I have a set of drug target "Biological Entity" (BE) IDs from DrugBank in the following format:
BE0000048 BE0000767 BE0001529 ...
I am having difficulty identifying an automated way to translate these IDs to Entrez ID format. Each BE identifier is associated with a drug target on the DrugBank site, and each has an associated UniProt ID listed on the DrugBank site (e.g. https://www.drugbank.ca/biodb/bio_entities/BE0000048 ), which is very helpful, as I can subsequently translate from UniProt to Entrez format (e.g. https://support.bioconductor.org/p/71702/ ). However, so far, I have not located any automated way to translate these BE identifiers to UniProt format, so that they can subsequently be translated to the ultimate desired Entrez format.
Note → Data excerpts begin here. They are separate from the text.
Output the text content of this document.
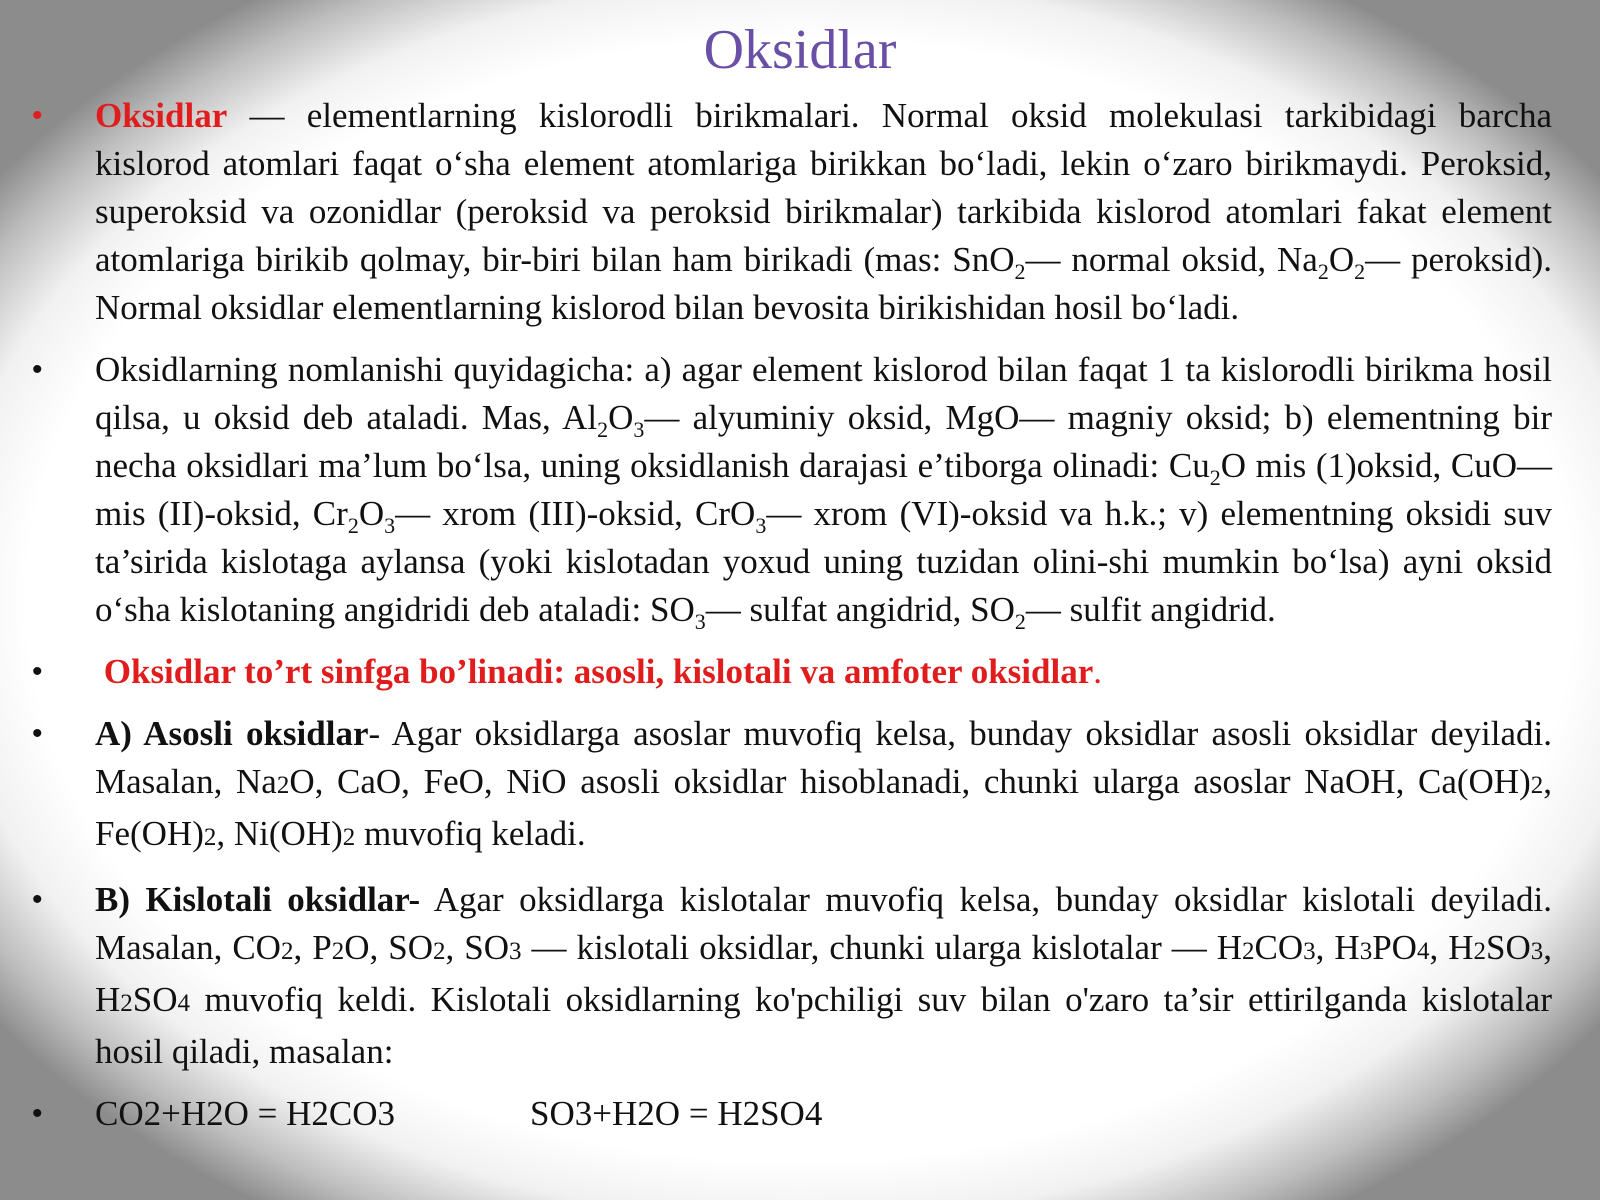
Oksidlar
• Oksidlar — elementlarning kislorodli birikmalari. Normal oksid molekulasi tarkibidagi barcha kislorod atomlari faqat o‘sha element atomlariga birikkan bo‘ladi, lekin o‘zaro birikmaydi. Peroksid, superoksid va ozonidlar (peroksid va peroksid birikmalar) tarkibida kislorod atomlari fakat element atomlariga birikib qolmay, bir-biri bilan ham birikadi (mas: SnO$_2$— normal oksid, $Na_2O_2—$ peroksid). Normal oksidlar elementlarning kislorod bilan bevosita birikishidan hosil bo‘ladi.

• Oksidlarning nomlanishi quyidagicha: a) agar element kislorod bilan faqat 1 ta kislorodli birikma hosil qilsa, u oksid deb ataladi. Mas, $Al_2O_3—$ alyuminiy oksid, MgO— magniy oksid; b) elementning bir necha oksidlari ma’lum bo‘lsa, uning oksidlanish darajasi e’tiborga olinadi: $Cu_2O$ mis (1)oksid, CuO— mis (II)-oksid, $Cr_2O_3—$ xrom (III)-oksid, CrO$_3$— xrom (VI)-oksid va h.k.; v) elementning oksidi suv ta’sirida kislotaga aylansa (yoki kislotadan yoxud uning tuzidan olini-shi mumkin bo‘lsa) ayni oksid o‘sha kislotaning angidridi deb ataladi: $SO_3—$ sulfat angidrid, $SO_2—$ sulfit angidrid.

• Oksidlar to’rt sinfga bo’linadi: asosli, kislotali va amfoter oksidlar.

• A) Asosli oksidlar- Agar oksidlarga asoslar muvofiq kelsa, bunday oksidlar asosli oksidlar deyiladi. Masalan, Na2O, CaO, FeO, NiO asosli oksidlar hisoblanadi, chunki ularga asoslar NaOH, Ca(OH)2, Fe(OH)2, Ni(OH)2 muvofiq keladi.

• B) Kislotali oksidlar- Agar oksidlarga kislotalar muvofiq kelsa, bunday oksidlar kislotali deyiladi. Masalan, CO2, P2O, SO2, SO3 — kislotali oksidlar, chunki ularga kislotalar — H2CO3, H3PO4, H2SO3, H2SO4 muvofiq keldi. Kislotali oksidlarning ko'pchiligi suv bilan o'zaro ta’sir ettirilganda kislotalar hosil qiladi, masalan:

• CO2+H2O = H2CO3	SO3+H2O = H2SO4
I have reviewed a number of resources and publications that review tools to convert between ID formats, but the problem seems to be that those tools only convert e.g. one form of gene ID to another form of gene ID, whereas my desired conversion from BE format to UniProt ID is not supported on any of the platforms I have reviewed (e.g. for the UniProt site's tool, when I specify DrugBank as the input field, I think that a "DB"-formatted input is expected, as my "EB" inputs yield the message that no results were found: http://www.uniprot.org/uploadlists/ ).
One possibility is that I might need to do web scraping to extract the UniProt ID from each DrugBank page corresponding to each BE identifier, but if there is an existing platform to do this conversion so that web scraping isn't necessary, that would be very helpful.
I will greatly appreciate any advice about how I can automate the process of converting from each BE identifier to UniProt format. Thanks in advance.